Con la sentenza 3653/2015, la Corte di cassazione è tornata a pronunciarsi in merito alla possibilità, da parte dell’Amministrazione finanziaria, di disconoscere l’applicazione del regime agevolativo dettato per le società cooperative (articoli 11 e 14 del Dpr n. 601/1973), in presenza di dati concreti idonei a dimostrare che la veste mutualistica assunta dalla società consiste in una mera copertura di una normale attività imprenditoriale.
In proposito, la Corte ricorda, in primo luogo, che il combinato disposto degli articoli 11 e 14 del Dpr n. 601/1973 e dell’articolo 12 della legge n. 904/1977, dispone che le cooperative di produzione e lavoro sono fiscalmente esentate non in ragione della loro natura giuridica soggettiva, ma in funzione dell’attività svolta in concreto e in presenza di determinate tipicità richieste dalle norme. In sostanza, come ricordato in altre occasioni dalla medesima Corte, affinché una cooperativa possa fruire del regime agevolativo, non è sufficiente che ricorrano i requisiti mutualistici con riguardo all’organizzazione e agli scopi risultanti dallo statuto, dovendo essi risultare anche con riferimento all’attività in concreto svolta (Cassazione 30 ottobre 2009, n. 23002).
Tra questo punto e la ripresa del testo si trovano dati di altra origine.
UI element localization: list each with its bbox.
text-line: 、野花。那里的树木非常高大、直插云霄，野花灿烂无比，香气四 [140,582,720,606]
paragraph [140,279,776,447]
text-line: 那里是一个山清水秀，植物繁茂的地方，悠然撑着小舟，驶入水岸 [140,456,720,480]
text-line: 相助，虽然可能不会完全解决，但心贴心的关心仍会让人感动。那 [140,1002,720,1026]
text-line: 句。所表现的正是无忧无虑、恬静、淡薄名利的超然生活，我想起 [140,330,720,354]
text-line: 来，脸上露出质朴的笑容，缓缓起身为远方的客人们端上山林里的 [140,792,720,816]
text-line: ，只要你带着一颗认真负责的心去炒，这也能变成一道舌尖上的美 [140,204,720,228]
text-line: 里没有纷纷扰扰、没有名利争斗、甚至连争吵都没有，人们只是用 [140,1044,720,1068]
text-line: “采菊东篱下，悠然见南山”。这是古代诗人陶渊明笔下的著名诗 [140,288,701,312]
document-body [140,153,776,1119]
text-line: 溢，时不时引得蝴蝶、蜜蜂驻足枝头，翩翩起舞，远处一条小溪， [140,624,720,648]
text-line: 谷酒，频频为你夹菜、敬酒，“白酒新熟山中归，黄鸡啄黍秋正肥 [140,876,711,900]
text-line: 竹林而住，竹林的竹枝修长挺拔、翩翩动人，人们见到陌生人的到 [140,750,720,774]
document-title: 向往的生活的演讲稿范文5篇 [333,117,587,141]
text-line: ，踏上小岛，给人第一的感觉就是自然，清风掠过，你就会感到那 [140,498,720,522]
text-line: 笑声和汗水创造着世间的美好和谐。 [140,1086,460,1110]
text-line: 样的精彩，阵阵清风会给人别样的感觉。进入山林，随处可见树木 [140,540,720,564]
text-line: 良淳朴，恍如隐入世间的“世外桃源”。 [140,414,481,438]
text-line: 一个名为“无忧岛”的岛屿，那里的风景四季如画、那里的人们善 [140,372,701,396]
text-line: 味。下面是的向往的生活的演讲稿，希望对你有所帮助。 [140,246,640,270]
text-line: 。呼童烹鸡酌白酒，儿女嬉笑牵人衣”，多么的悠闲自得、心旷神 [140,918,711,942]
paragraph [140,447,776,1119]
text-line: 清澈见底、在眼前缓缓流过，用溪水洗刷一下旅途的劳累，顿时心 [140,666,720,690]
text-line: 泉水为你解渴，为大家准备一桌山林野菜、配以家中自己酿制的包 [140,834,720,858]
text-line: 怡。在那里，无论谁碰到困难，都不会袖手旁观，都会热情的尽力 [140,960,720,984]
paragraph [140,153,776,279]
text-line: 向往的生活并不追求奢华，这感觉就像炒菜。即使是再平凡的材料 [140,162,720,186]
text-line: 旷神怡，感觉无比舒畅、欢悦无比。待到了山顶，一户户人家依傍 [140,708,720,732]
Tali consolidati principi escludono che la mera regolamentazione statutaria e la conseguita registrazione prefettizia ostino all’azione accertativa svolta dal Fisco. Spetta, infatti, all’Amministrazione finanziaria un potere-dovere di vigilanza e controllo in merito alla sussistenza in concreto di detti requisiti, con riferimento ai singoli anni d’imposta (Cassazione 11 aprile 2011, n. 8140, e 20 giugno 2005, n. 13280).
Tale accertamento, inoltre, secondo la suprema Corte, va effettuato anche attraverso i seguenti vincolanti criteri interpretativi dettati dalla Corte di giustizia:
– le esenzioni fiscali concesse alle società cooperative di produzione e lavoro, in forza di una normativa nazionale del tipo di quella di cui all’articolo 11 del Dpr n. 601/1973, costituiscono aiuto di Stato ai sensi dell’articolo 87, n. 1, del trattato Ce, nel caso in cui tutte le condizioni di applicazione di tale disposizione siano soddisfatte
– spetta al giudice nazionale valutare il carattere selettivo di dette agevolazioni, nonché la loro eventuale giustificazione alla luce del sistema tributario interno, stabilendo se le società cooperative si trovino o meno in una situazione analoga a quella di altri operatori costituiti in forma di società con scopo di lucro e, in tal caso, se l’agevolazione riconosciuta a detti soggetti sia inerente i principi fondamentali che regolano l’ordinamento nazionale e conforme ai principi di coerenza e proporzionalità.
Secondo la Corte del Lussemburgo, inoltre, le cooperative che realmente perseguono una finalità mutualistica sono solo quelle che operano “nell’interesse economico dei loro soci o intrattengono con questi ultimi una relazione non puramente commerciale, bensì personale particolare, in cui essi siano attivamente partecipi e abbiano diritto ad un’equa ripartizione dei risultati economici” (Corte di giustizia Ue, 8 settembre 2011, procedimenti riuniti da C 78/08 a C 80/08).
Richiamati tali principi, con riferimento alla fattispecie sub iudice, la suprema Corte ha cassato con rinvio la sentenza impugnata, ritenendo che il giudice a quo non avesse adeguatamente valutato i dati fattuali sottoposti alla sua attenzione, fra cui: l’oggetto sociale eterogeneo, le plurime partecipazioni dei soci in altre cooperative, il rilevante utilizzo di personale dipendente non socio e di prestazioni rese da cooperative terze, il ricorso al subappalto, la notevole entità degli utili di esercizio, il possesso di partecipazioni in imprese controllate o collegate anche estere, l’effettuazione di cospicui investimenti immobiliari e le notevoli spese pubblicitarie sostenute.
Secondo la Cassazione, infatti, la Commissione tributaria regionale nel pronunciare la sentenza impugnata, aveva basato la propria analisi unicamente sulla verifica della sussistenza dei caratteri astrattamente tipici della cooperativa, senza tuttavia verificare se la cooperativa contribuente si trovava effettivamente a operare in situazioni di fatto e di diritto diverse da quelle proprie delle società commerciali e, quindi, a operare nell’interesse economico dei suoi soci, intrattenendo con questi ultimi una relazione non puramente commerciale, bensì personale e particolare in cui essi fossero effettivamente partecipi e avessero diritto a un’equa ripartizione dei risultati economici.